The ACLU crunched the numbers, and Eliasberg said the cost of housing somebody with severe mental illness for a year costs about $65,000 a year, compared with $20,000 to $25,000 for permanent support housing with services on site.
It’s not just law enforcement that has recognized the need for change. The L.A. County Board of Supervisors recently voted to allow families and police to commit a mentally ill person to involuntary treatment, keeping them out of jail. The board also voted to expand outpatient treatment.
“There’s a huge commitment in this county to doing something different, which excites me,” said McDonald. “I don’t want to warehouse mentally ill people. I don’t want to warehouse any inmate. People matter.”
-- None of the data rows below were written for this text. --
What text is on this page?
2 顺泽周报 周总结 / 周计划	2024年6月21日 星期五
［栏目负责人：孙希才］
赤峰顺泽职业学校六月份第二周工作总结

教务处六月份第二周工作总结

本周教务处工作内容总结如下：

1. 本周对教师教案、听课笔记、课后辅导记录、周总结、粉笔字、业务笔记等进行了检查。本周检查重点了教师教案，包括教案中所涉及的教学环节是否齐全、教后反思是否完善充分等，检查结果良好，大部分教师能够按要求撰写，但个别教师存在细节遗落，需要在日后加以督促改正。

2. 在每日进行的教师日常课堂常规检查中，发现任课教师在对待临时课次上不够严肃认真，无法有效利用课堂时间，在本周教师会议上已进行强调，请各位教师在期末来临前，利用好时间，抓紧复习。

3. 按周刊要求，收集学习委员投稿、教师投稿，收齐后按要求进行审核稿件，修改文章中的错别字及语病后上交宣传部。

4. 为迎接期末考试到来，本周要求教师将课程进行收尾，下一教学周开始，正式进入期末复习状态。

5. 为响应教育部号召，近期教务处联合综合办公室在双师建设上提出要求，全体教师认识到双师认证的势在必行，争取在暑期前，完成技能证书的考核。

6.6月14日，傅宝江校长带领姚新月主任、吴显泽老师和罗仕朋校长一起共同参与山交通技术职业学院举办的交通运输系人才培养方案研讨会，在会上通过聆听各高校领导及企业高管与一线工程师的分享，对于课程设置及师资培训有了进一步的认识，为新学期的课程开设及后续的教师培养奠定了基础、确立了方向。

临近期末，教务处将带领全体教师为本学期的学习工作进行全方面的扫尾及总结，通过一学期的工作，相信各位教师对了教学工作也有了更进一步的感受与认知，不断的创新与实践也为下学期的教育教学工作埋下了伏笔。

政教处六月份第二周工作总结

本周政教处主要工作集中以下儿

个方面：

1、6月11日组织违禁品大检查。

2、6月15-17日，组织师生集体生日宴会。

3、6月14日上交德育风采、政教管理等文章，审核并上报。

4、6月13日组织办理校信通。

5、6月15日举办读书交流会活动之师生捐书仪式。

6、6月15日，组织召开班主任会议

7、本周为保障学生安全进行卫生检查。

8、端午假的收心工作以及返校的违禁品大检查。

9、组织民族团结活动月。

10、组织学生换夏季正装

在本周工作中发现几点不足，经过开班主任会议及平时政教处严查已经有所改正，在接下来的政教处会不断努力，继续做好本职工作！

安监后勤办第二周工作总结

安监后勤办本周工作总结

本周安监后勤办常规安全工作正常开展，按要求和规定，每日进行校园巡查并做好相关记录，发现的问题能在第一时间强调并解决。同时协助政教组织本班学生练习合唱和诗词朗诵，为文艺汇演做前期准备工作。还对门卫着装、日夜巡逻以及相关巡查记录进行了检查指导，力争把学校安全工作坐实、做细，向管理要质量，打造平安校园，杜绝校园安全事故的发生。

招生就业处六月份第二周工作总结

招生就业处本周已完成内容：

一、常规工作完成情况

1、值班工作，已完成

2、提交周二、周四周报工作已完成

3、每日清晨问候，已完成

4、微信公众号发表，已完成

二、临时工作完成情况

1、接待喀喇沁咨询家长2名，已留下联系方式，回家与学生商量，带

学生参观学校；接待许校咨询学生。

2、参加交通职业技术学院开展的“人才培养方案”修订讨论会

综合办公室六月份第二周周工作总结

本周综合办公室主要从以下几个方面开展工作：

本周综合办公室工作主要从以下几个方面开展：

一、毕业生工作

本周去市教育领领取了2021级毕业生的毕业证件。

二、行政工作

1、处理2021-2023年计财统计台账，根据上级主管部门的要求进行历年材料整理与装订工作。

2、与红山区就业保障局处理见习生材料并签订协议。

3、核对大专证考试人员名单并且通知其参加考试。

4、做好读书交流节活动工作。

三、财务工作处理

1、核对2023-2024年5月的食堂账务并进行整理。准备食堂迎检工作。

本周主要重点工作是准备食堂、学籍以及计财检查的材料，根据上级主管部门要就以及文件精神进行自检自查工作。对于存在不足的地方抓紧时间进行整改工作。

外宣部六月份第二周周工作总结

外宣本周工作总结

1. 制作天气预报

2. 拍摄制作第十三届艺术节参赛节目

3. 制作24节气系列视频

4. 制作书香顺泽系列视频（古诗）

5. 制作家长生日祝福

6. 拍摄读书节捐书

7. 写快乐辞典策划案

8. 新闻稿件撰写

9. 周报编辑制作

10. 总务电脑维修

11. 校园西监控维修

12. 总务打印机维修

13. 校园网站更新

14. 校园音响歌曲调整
Lacey said there was nothing short of “an awakening” in the way prosecutors and law enforcement are coming to appreciate the underlying causes of incarceration.
“That's our main goal — to do justice. Not to pick on the sick and powerless and defenseless,” she said. “I am about holding criminals accountable, and I think the wise prosecutor understands the difference between a criminal and someone who is sick.”